In 1985 Apple released the LaserWriter with Adobe PostScript, and Aldus released Pagemaker. This combination of software and hardware was customized for professional typesetting and graphics. The enthusiasm of designers is obvious in this Apple promotional video released that year.

DTP

This video spoke to designers in their language. Every graphic artist wanted a Mac and a LaserWriter. But the cost was staggering. A basic Mac with Pagemaker would cost around $3500. The LaserWriter cost $6995 - adjusted for inflation, that is about $21,000 in today's dollars.

My corporate customers started buying Mac DTP systems to replace typesetting systems that cost hundreds of thousands of dollars. But few individual designers could afford them. I still remember one designer breaking down into tears when told that her $10,000 credit application was declined.

But many designers could afford a Mac without the printer. Graphics "service bureaus" would print your designs on a LaserWriter for 25 cents a page, $2.50 for ultra-high resolution film on a Linotronic imagesetter. Now the print quality of a major publishing house was within the price range of almost any designer.

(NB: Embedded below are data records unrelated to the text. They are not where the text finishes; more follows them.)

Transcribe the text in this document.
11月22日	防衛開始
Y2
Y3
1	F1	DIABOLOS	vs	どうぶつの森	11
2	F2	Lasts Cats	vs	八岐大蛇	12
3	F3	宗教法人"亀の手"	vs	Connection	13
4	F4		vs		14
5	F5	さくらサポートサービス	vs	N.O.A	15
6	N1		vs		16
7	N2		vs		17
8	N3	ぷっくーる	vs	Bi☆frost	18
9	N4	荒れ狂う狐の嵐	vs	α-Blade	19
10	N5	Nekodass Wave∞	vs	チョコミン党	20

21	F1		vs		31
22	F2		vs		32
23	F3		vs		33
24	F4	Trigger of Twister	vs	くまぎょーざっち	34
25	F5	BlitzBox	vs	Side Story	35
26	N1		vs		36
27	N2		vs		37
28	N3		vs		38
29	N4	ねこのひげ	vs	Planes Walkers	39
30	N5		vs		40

Apple even had an advantage it didn't realize. Apple hardware engineers were notorious for sneaking in hidden features that nobody noticed - or approved of. One of those features was AppleTalk networking.

The LaserWriter was designed to work over a simple network using telephone cables. An entire office could share a LaserWriter, spreading its cost over a whole office full of Macs. Hewlett-Packard's first LaserJet printers, meanwhile, could only attach to one computer. The networked LaserJets weren't introduced until later.